In The Dispatch, Jonah Goldberg fretted the automotive implications of an A.I. chatbot’s recent Nazi-friendly meltdown (and made clever reference to an old Stephen King novel and, separately, a classic Disney movie): “Elon Musk announced this week that all Teslas will be equipped with the new version of Grok. I don’t think this means Teslas will start targeting Jews in intersections, like a souped-up Christine or Goebbels-Mode Herbie the Hate Bug, to deal with the ‘problem’ it sees ‘every damn time.’ But I do think Grok encouraged a lot of people who think that way. And some of those people drive.” (Michael Smith, Georgetown, Ky.)

In The New Yorker, Hanif Abdurraqib explored the scrutiny of Zohran Mamdani: “I tend to find Islamophobia unspectacular. That doesn’t mean I don’t also find it insidious and of serious consequence. I simply imagine it, like other prejudices, as a kind of ever-present static in the American psyche, tuned lower at times and then growing cacophonous with even a light touch of the volume dial.” (Hollis Rose Birnbaum, Chicago)

In The Times, John McWhorter questioned evolutions of language that are driven by political correctness: “Again and again we create new terms hoping to get past negative associations with the old ones, such as ‘homeless’ for ‘bum.’ But after a while the negative associations settle like a cloud of gnats on the new terms as well, and then it’s time to find a further euphemism. With no hesitation I predict that ‘unhoused person’ will need replacement in about 2030.” (Wim Kimmerer, Berkeley, Calif., and Lisa O’Melia, Norwalk, Conn., among many others)

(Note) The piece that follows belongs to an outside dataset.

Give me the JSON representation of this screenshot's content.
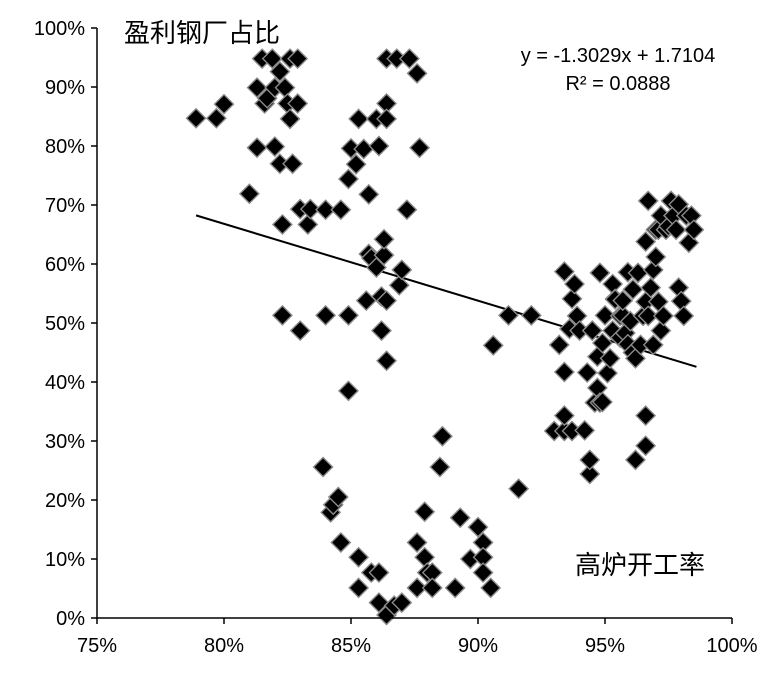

Also in The Times, David Litt described the cultural and partisan divide between him and his brother-in-law: “It was immediately clear we had nothing in common. He lifted weights to death metal; I jogged to Sondheim.” Litt recommended communication, not contempt, in the face of such differences. “In an age when banishment backfires, keeping the door open to unlikely friendship isn’t a betrayal of principles — it’s an affirmation of them,” he wrote. (Kate Rosenbaum, Richmond, Va.)

Alissa Wilkinson remarked that the ranting of an old man in the new movie “Eddington” makes sense when the date is stamped onscreen — and situates him in the middle of pandemic lockdowns: “By late May 2020, even the most unflappable among us felt one raisin short of a fruitcake.” (Phillip Schulz, Brooklyn, N.Y.)

Lisa Lerer recognized the “long and storied history of over-interpreting New York elections as barometers of the national mood.” The Democratic Party, she added, “should spend more time thinking about the Upper Peninsula of Michigan than the Upper West Side.” (Carol Henton, San Mateo, Calif.)

Finally, in The Santa Barbara Independent, Nick Welsh distilled his objection to Trump’s megabill: “It shreds the safety net for the poor in order to give added bounce to the trampolines of the wealthy.” (Tom Hinshaw, Santa Barbara, Calif.)